The Association of prolactin receptor gene polymorphism with recurrent miscarriage in a sample of Iraqi women

Abstract

Recurrent miscarriage (RM) is a common occurrence, about 15% of all clinically recognized pregnant women resulting in pregnancy failure. RM has been inconsistently defined. When defined as 3 consecutive pregnancy losses prior to 20 weeks from the last menstrual period, it affects about (1- 2) % of women. our study study whether the polymorphisms in PRL-R gene are correlated with the risk of RM. RM casas was (n=25) and apparently healthy control subject (n=15), were enrolled genotyping of PRL-R gene SNP (rs37389 G>T) polymorphism were determined by using Taqman genotyping assay.
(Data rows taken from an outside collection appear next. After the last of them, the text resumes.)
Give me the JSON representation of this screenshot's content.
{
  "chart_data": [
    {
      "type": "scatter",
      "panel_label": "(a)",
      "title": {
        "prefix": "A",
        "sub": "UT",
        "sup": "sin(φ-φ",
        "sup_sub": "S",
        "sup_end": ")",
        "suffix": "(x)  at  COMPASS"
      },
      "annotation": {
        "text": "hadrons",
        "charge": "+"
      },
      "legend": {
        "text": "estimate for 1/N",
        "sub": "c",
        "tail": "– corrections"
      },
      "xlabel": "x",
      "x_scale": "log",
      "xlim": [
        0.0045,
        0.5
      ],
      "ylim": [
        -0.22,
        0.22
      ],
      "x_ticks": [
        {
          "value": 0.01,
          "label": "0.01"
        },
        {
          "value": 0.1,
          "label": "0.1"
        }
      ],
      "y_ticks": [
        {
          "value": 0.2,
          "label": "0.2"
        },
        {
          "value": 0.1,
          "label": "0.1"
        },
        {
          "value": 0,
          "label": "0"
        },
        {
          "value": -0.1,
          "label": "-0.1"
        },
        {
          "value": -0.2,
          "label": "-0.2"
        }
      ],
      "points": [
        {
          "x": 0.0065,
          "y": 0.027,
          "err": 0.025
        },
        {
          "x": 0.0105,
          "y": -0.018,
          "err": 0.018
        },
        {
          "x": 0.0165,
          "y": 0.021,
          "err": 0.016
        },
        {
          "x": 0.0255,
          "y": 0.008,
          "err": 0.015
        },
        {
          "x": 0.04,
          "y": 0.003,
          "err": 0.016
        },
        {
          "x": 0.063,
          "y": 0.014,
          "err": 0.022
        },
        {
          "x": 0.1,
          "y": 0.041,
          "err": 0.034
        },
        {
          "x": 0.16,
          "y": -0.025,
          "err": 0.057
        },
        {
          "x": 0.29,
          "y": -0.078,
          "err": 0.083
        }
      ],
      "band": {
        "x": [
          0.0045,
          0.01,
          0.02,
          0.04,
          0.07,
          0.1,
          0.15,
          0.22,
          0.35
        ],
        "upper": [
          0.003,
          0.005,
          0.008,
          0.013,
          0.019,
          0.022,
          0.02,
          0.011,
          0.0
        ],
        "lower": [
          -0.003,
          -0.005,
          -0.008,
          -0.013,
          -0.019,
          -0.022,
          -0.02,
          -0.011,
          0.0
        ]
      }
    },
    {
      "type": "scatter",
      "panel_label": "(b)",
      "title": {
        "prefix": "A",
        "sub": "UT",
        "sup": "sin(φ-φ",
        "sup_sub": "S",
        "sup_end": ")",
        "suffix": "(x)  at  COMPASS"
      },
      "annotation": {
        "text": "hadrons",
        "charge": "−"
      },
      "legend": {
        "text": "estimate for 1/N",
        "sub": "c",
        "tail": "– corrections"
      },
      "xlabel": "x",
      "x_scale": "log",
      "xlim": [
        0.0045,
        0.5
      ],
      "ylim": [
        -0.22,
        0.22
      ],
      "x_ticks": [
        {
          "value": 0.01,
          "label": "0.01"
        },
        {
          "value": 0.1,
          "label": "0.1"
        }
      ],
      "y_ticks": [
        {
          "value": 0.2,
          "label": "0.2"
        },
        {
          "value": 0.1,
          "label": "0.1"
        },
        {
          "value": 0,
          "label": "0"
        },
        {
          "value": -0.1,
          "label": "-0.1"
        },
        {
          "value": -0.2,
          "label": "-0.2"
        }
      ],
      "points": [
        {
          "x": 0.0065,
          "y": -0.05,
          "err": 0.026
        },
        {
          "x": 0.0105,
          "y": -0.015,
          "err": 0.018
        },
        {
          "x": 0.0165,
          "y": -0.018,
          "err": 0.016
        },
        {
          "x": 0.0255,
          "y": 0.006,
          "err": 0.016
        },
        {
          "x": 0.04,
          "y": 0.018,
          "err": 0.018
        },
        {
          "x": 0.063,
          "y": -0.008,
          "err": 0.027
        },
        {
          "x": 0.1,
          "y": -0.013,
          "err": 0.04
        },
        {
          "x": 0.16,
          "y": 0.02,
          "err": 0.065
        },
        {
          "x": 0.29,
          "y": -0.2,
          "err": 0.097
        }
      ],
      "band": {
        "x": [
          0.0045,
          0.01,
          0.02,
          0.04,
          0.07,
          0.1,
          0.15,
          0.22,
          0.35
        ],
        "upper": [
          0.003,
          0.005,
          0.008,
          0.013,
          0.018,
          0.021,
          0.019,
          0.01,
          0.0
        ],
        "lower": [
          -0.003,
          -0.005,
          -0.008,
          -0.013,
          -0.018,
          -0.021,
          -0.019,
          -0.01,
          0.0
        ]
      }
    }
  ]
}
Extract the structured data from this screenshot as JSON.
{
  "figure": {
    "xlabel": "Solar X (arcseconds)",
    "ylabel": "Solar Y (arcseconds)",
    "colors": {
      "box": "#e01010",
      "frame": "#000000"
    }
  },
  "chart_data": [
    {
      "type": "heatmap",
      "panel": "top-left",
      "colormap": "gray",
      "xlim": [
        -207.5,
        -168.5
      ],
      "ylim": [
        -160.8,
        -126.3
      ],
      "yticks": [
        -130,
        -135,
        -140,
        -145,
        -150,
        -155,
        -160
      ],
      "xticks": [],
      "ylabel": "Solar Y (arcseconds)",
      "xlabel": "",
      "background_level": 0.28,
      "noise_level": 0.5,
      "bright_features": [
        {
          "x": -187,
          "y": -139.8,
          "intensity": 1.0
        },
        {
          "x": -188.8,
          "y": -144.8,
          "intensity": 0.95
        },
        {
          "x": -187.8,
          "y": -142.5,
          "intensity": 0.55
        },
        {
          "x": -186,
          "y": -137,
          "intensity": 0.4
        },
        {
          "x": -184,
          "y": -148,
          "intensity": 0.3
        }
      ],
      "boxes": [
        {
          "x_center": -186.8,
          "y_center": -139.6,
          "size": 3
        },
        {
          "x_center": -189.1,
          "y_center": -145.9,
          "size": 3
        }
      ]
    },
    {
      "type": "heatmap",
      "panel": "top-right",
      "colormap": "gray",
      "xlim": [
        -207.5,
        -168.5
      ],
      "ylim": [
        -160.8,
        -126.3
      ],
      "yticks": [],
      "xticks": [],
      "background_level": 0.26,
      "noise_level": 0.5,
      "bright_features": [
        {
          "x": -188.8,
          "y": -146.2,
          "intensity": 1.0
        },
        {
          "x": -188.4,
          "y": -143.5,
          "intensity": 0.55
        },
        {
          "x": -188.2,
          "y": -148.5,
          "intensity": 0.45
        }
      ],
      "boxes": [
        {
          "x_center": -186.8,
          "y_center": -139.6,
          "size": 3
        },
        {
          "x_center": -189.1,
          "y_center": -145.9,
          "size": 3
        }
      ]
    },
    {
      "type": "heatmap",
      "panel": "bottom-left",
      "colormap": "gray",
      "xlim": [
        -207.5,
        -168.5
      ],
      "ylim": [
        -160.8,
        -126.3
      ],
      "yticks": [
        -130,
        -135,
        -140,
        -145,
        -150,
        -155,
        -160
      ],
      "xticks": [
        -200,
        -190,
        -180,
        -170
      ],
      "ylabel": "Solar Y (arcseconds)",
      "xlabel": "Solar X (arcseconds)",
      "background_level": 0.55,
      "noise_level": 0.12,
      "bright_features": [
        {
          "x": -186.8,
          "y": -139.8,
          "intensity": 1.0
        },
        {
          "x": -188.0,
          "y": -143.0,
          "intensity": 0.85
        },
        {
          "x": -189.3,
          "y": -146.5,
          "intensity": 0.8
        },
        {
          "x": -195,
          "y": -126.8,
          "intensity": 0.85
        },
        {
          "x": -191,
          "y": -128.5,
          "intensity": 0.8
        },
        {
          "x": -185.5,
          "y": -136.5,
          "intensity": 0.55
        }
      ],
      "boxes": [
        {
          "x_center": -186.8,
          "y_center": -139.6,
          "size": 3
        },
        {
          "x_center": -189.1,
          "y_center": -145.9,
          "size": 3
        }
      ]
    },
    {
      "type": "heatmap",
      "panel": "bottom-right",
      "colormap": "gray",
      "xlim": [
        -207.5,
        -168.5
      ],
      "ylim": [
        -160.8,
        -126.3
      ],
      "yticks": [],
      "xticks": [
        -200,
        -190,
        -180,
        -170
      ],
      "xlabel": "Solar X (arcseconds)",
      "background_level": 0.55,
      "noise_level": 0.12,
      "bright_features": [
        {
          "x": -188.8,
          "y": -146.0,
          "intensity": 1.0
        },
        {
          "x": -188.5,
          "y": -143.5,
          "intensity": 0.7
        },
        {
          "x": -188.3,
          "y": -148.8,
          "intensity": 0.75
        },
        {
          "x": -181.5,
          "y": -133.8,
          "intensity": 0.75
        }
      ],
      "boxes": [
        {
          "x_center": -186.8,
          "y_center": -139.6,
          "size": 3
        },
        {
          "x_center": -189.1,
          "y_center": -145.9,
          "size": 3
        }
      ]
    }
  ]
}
This study was carried out in the laboratory of institute of genetic angering and biotechnology for postgraduate study- university of Baghdad from November 2018 to February 2019, and the sample were collected from several laboratories in Baghdad. the distribution of genotypes and alleles frequencies results showed that at rs37389‎ SNP of PRL-R gene, as related with TT, TG and combined TG+GG genotypes, significant differences in frequency percentage were recorded between RM patients and apparently healthy subjects, the frequency of wild TT genotype was significantly lower in patients with RM than in apparently healthy subjects. In contrast, the frequency of heterozygous TG genotype and mutant genotype were significant higher in patients with RM compared with apparently healthy subjects. This study found an association between both heterozygous and homozygous mutants genotype at rs37389 of PRL-R gene with a risk for RM susceptibility.